PROJECT SUMMARY Structural birth defects (SBD) affect 3-6% of live births and are a leading cause of infant morbidity and mortality worldwide. Most SBD are isolated, occur in the first 10 weeks of human development, and are thought to be driven by genetic, epigenetic, and environmental factors. Technical advances in DNA sequencing have propelled our understanding of the genetics of SBD. Array based technologies identified copy number variants that contribute to SBD and enabled genome wide association studies. Massively parallel “Next Generation” (NGS) methods sequence large numbers of short (50-300 base pairs) pieces of DNA simultaneously, permitting sequencing of all coding regions (the exome) or the entire genome at once. Exome and genome sequencing of blood-derived DNA identifies the molecular etiology of ~50% of children multisystemic, syndromic SBD. However, the etiology of most SBD- both isolated and syndromic- remains unknown. A potential reason for this is that short-read based sequencing of blood-derived DNA does not provide a comprehensive view of an individual’s genome. The goal of this proposal is to use novel technologies in prospective cohorts of children with SBD to identify genetic variation not identified by current methods. These “hidden” variants include duplications, inversions, repeat expansions/contractions, and epigenetic modifications that standard short-read based methods cannot identify (Aim 1). Hidden variants also include DNA mutations that arise post-zygotically (“mosaic”) and are not present in blood-derived DNA (Aim 2). We will use long-read based DNA and RNA sequencing methods (PacBio and Oxford Nanopore) on patients with syndromic SBD whose clinical workup (including exome sequencing) has been non-diagnostic. In patients with isolated SBD whose clinical workup has been non-diagnostic, we will apply deep short-read based DNA sequencing of multiple, non-blood derived tissues to identify mosaic variants. This proposal aligns with the stated goals of the NICHD, as our findings will form the basis of new strategies for the diagnosis, treatment, and prevention of human structural birth defects. Our work furthers that goal by identifying previously undetected genetic variation in children with SBD. This is a key first step towards establishing a framework for utilizing these novel technologies in the clinical diagnostic arena.

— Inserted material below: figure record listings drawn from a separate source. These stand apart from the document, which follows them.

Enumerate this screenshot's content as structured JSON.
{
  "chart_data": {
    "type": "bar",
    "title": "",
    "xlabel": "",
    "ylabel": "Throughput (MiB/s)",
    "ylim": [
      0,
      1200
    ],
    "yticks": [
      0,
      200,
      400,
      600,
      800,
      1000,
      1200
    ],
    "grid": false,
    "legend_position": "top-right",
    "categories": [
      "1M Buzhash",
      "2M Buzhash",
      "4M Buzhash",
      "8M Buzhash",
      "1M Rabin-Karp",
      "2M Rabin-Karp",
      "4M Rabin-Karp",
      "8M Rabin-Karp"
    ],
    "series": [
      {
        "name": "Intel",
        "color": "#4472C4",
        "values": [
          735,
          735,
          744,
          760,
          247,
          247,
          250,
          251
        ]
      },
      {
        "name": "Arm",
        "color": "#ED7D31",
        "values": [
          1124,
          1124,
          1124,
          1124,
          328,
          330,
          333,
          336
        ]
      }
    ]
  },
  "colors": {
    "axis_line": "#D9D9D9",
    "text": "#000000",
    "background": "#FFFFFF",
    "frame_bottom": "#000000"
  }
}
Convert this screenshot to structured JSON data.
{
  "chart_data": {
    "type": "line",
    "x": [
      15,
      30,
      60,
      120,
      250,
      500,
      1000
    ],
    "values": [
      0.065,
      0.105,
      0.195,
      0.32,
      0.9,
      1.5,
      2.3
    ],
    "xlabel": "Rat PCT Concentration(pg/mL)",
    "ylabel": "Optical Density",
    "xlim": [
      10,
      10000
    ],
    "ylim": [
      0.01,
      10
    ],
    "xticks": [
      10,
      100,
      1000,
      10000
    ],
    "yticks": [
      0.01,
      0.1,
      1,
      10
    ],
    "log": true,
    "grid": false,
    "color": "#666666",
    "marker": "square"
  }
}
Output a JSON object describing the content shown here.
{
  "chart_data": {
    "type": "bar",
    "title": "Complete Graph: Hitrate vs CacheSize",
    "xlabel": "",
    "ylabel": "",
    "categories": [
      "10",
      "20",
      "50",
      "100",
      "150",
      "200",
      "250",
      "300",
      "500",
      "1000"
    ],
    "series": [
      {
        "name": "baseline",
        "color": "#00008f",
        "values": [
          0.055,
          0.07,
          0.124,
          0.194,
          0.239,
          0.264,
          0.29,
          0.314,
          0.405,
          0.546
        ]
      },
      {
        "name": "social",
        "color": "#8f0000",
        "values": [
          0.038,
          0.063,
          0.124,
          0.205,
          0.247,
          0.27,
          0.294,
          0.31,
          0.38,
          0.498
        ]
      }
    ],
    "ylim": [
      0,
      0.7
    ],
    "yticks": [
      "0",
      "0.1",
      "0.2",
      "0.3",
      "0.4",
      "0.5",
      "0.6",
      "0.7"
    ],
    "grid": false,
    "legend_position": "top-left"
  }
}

项目摘要 结构性先天缺陷（SBD）影响了3-6％的活产，是婴儿发病率和死亡率的主要原因 全世界。大多数SBD是孤立的，发生在人类发展的前10周，被认为是 由遗传，表观遗传和环境因素驱动。 DNA测序的技术进步推动了我们对SBD遗传学的理解。基于数组 技术确定了副本编号变体，这些变体有助于SBD并启用了基因组广泛的关联 研究。大量平行的“下一代”（NGS）方法序列序列大量短（50-300个底座 对）简单的DNA片段，允许对所有编码区域（外显子）或整个编码区进行测序 同时基因组。血液来源DNA的外显子组和基因组测序鉴定了分子病因 〜50％的儿童多系统，综合征SBD。但是，大多数SBD的病因既孤立又 综合征仍然未知。 一个潜在的原因是，基于简读的血液衍生DNA测序不提供 对个人基因组的全面看法。 该提案的目的是使用新颖的技术在患有SBD的儿童中 遗传变异未通过当前方法鉴定。这些“隐藏”变体包括重复，反转， 重复扩展/收缩和标准基于短阅读方法的表观遗传修饰不能 识别（目标1）。隐藏的变体还包括在zy旋后出现的DNA突变（“马赛克”），而不是 存在于血液来源的DNA中（AIM 2）。 我们将对患者使用长阅读的DNA和RNA测序方法（PACBIO和牛津纳米孔） 综合征SBD的临床检查（包括外显子组测序）是非诊断的。在患者中 与临床检查无诊断的孤立SBD，我们将采用深度读取的DNA 多个非血液衍生组织的测序以鉴定镶嵌变体。 该建议与NICHD的既定目标保持一致，因为我们的发现将构成新的策略的基础 人类结构出生缺陷的诊断，治疗和预防。我们的工作进一步实现了目标 确定SBD儿童先前未发现的遗传变异。这是迈向的关键第一步 在临床诊断领域建立一个利用这些新技术的框架。